2. FIND THE ROOT OF YOUR SPENDING HAPPINESS
After you reduce the bills you don’t care about, it’s time to take look at the categories that you are more attached to. Are you spending a lot on; going out to eat, shopping or coffee? Challenge yourself to not only find cheaper alternatives to those things but the root to why you love them.
Ask yourself, what do you enjoy most, going out to eat or the company of your friends while you eat? Let’s assume it’s the latter, in that case, throw more dinner pot luck parties where everyone brings a dish, or cook together at someone’s house. You still get the benefit of hanging out with your friends but for way less money.
Like going out for drinks? Buy your own ingredients of your favorite cocktails, and make them at home and save half the money. Not only will you have fun making your favorite drinks, you will be in the safety of your home if you have one too many.
The point is, really look at what you think makes you happy, is it the actual item you are spending the money on, the experience or people that you are spending that money with?
On the weekends, my husband and I would spend a lot of money eating out.
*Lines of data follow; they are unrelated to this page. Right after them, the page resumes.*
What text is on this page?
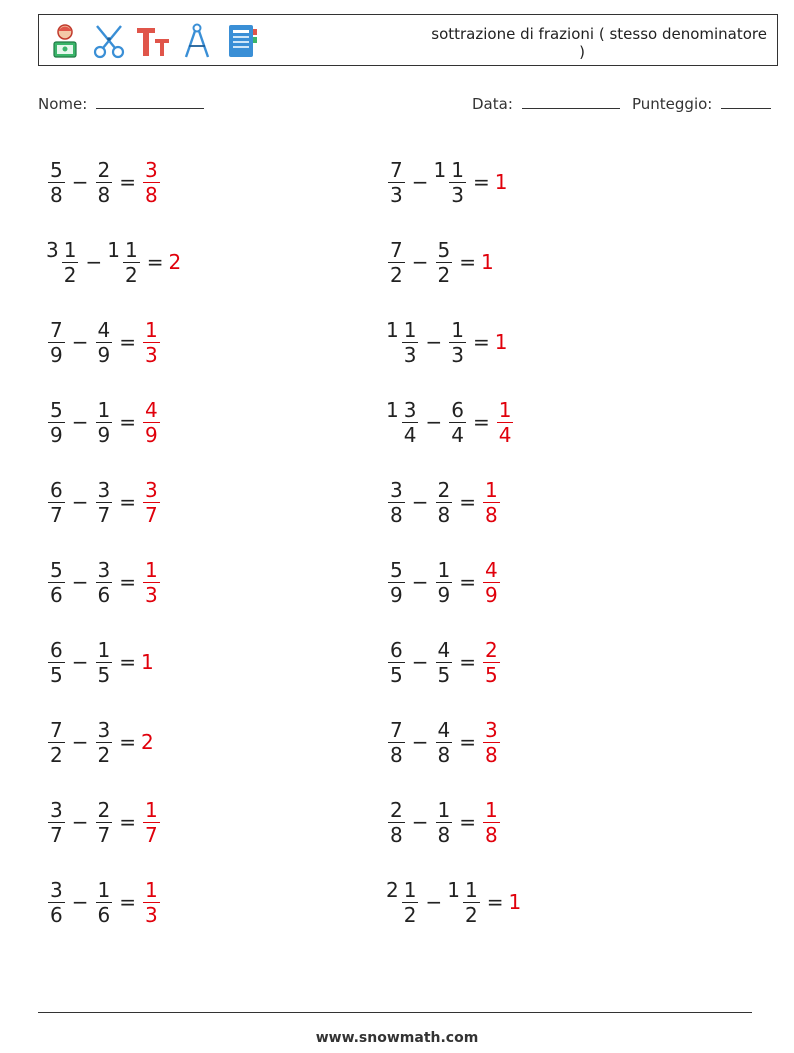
sottrazione di frazioni ( stesso denominatore
)
Nome:	Data:	Punteggio:
$\frac{5}{8} - \frac{2}{8} = \frac{3}{8}$
$3 \frac{1}{2}$ −
$1 \frac{1}{2} = 2$
$\frac{7}{9} - \frac{4}{9} = \frac{1}{3}$
$\frac{5}{9} - \frac{1}{9} = \frac{4}{9}$
$\frac{6}{7} - \frac{3}{7} = \frac{3}{7}$
$\frac{5}{6} - \frac{3}{6} = \frac{1}{3}$
$\frac{6}{5} - \frac{1}{5} = 1$
$\frac{7}{2} - \frac{3}{2} = 2$
$\frac{3}{7} - \frac{2}{7} = \frac{1}{7}$
$\frac{3}{6} - \frac{1}{6} = \frac{1}{3}$
$\frac{7}{3}$ −
$1 \frac{1}{3} = 1$
$\frac{7}{2} - \frac{5}{2} = 1$
$1 \frac{1}{3} - \frac{1}{3} = 1$
$1 \frac{3}{4} - \frac{6}{4} = \frac{1}{4}$
$\frac{3}{8} - \frac{2}{8} = \frac{1}{8}$
$\frac{5}{9} - \frac{1}{9} = \frac{4}{9}$
$\frac{6}{5} - \frac{4}{5} = \frac{2}{5}$
$\frac{7}{8} - \frac{4}{8} = \frac{3}{8}$
$\frac{2}{8} - \frac{1}{8} = \frac{1}{8}$
$2 \frac{1}{2}$ −
$1 \frac{1}{2} = 1$
www.snowmath.com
On Friday’s, we would always buy pizza at a local pizzeria shop for $27 a pie (crazy right?). After realizing how much we were spending just on Friday nights,we decided that rather than eating out on Friday AND Saturday, we would only eat out on Saturdays and make our own food on Fridays. So now, that expensive $27 Friday pizza is replaced by my husband and I cooking a meal together. If we are lazy and short on time, we eat a Trader Joe’s frozen meal (our favorite is the Orange Mandarin Chicken). By altering our eating out habits one day a week, we can save up to $108 a month ($27 x 4= $108). Occasionally, we will still go out to eat on Friday nights or buy takeout but by no means does this all feel like a sacrifice. In fact, I feel more of a sense of accomplishment when we save money not eating out. The enjoyment of spending more quality time with my husband while we cook together brings me more joy than eating that expensive pizza.
3. BLOW MONEY IS YOUR FRIEND
Last but not least, give yourself a BLOW budget- this allows you to spend money on yourself without any guilt. Blow money is the money you allocate to yourself in your budget and you can spend it anyway you want.
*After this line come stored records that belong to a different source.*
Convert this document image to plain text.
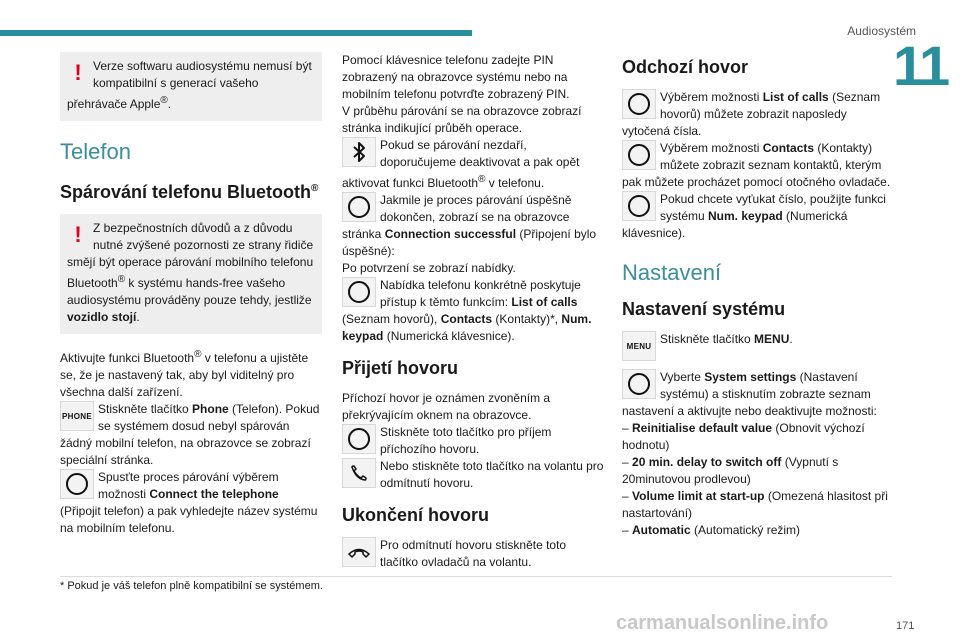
Audiosystém
11
! Verze softwaru audiosystému nemusí být kompatibilní s generací vašeho přehrávače Apple®.
Telefon
Spárování telefonu Bluetooth®
! Z bezpečnostních důvodů a z důvodu nutné zvýšené pozornosti ze strany řidiče smějí být operace párování mobilního telefonu Bluetooth® k systému hands-free vašeho audiosystému prováděny pouze tehdy, jestliže vozidlo stojí.

Aktivujte funkci Bluetooth® v telefonu a ujistěte se, že je nastavený tak, aby byl viditelný pro všechna další zařízení.

PHONE Stiskněte tlačítko Phone (Telefon). Pokud se systémem dosud nebyl spárován žádný mobilní telefon, na obrazovce se zobrazí speciální stránka.

Spusťte proces párování výběrem možnosti Connect the telephone (Připojit telefon) a pak vyhledejte název systému na mobilním telefonu.

Pomocí klávesnice telefonu zadejte PIN zobrazený na obrazovce systému nebo na mobilním telefonu potvrďte zobrazený PIN.

V průběhu párování se na obrazovce zobrazí stránka indikující průběh operace.

Pokud se párování nezdaří, doporučujeme deaktivovat a pak opět aktivovat funkci Bluetooth® v telefonu.

Jakmile je proces párování úspěšně dokončen, zobrazí se na obrazovce stránka Connection successful (Připojení bylo úspěšné):

Po potvrzení se zobrazí nabídky.

Nabídka telefonu konkrétně poskytuje přístup k těmto funkcím: List of calls (Seznam hovorů), Contacts (Kontakty)*, Num. keypad (Numerická klávesnice).

Přijetí hovoru

Příchozí hovor je oznámen zvoněním a překrývajícím oknem na obrazovce.

Stiskněte toto tlačítko pro příjem příchozího hovoru.

Nebo stiskněte toto tlačítko na volantu pro odmítnutí hovoru.

Ukončení hovoru

Pro odmítnutí hovoru stiskněte toto tlačítko ovladačů na volantu.

Odchozí hovor

Výběrem možnosti List of calls (Seznam hovorů) můžete zobrazit naposledy vytočená čísla.

Výběrem možnosti Contacts (Kontakty) můžete zobrazit seznam kontaktů, kterým pak můžete procházet pomocí otočného ovladače.

Pokud chcete vyťukat číslo, použijte funkci systému Num. keypad (Numerická klávesnice).

Nastavení
Nastavení systému
MENU Stiskněte tlačítko MENU.

Vyberte System settings (Nastavení systému) a stisknutím zobrazte seznam nastavení a aktivujte nebo deaktivujte možnosti:

– Reinitialise default value (Obnovit výchozí hodnotu)

– 20 min. delay to switch off (Vypnutí s 20minutovou prodlevou)

– Volume limit at start-up (Omezená hlasitost při nastartování)

– Automatic (Automatický režim)

* Pokud je váš telefon plně kompatibilní se systémem.
carmanualsonline.info	171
My husband and I each get a monthly Blow amount to spend. I use my Blow money for going out with friends, buying lunch at work, personal care expenses, etc. The point is that budgeting and saving doesn’t have to feel like all work and no room for fun. You can give yourself some freedom to spend as you please through your Blow money.
I’ll admit, every once in awhile, there is a nagging part of me that wonders, “Am I missing out on life now by prioritizing my future goals?” “Will all of the sacrifices I made be worth it in the end?”
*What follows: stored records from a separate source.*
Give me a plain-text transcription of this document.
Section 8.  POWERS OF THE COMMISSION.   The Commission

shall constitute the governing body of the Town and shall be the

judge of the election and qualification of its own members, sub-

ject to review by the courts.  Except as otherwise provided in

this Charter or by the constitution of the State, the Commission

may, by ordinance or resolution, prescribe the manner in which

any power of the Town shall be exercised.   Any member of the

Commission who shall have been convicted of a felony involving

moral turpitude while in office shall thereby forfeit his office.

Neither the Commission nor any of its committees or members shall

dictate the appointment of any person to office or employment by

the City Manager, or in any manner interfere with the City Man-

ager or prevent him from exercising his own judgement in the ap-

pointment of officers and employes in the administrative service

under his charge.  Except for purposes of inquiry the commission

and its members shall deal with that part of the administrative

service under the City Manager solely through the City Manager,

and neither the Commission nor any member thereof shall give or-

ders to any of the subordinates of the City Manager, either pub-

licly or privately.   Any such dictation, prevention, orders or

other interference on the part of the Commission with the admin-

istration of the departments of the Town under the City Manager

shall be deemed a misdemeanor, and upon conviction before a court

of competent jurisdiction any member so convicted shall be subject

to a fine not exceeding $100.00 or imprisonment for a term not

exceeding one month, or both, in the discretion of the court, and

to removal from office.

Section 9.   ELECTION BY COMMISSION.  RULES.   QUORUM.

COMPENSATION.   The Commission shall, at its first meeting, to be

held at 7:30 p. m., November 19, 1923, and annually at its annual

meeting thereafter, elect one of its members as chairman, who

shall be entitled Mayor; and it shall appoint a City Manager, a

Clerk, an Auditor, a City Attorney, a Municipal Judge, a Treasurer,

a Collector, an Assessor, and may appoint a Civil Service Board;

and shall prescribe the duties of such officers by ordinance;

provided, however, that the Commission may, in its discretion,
But, are they really sacrifices? Using the word sacrifice implies that my actions are at the expense of something important to me. The word sacrifice has a negative connotation to it. So rather than looking at my financial habits through a lens of sacrifice, I choose to look at them through the lens of necessity and a means to an end.
If you can learn to be truly happy with cutting back in certain categories, then saving towards financial freedom won’t feel like a sacrifice, in fact it will feel like liberation. Make the changes gradual so they won’t feel like such a shock. Instead of making radical changes that can be traumatic to your psyche, start with moderate changes to your personal finances.There is a way to save and invest for the future while living a happy life now. The art is finding the balance between the two.
This post was is in conjunction with Women’s Money Week (#WMW2017) encouraging women to speak up about money, access financial information, take control of their finances, and reshape their financial futures.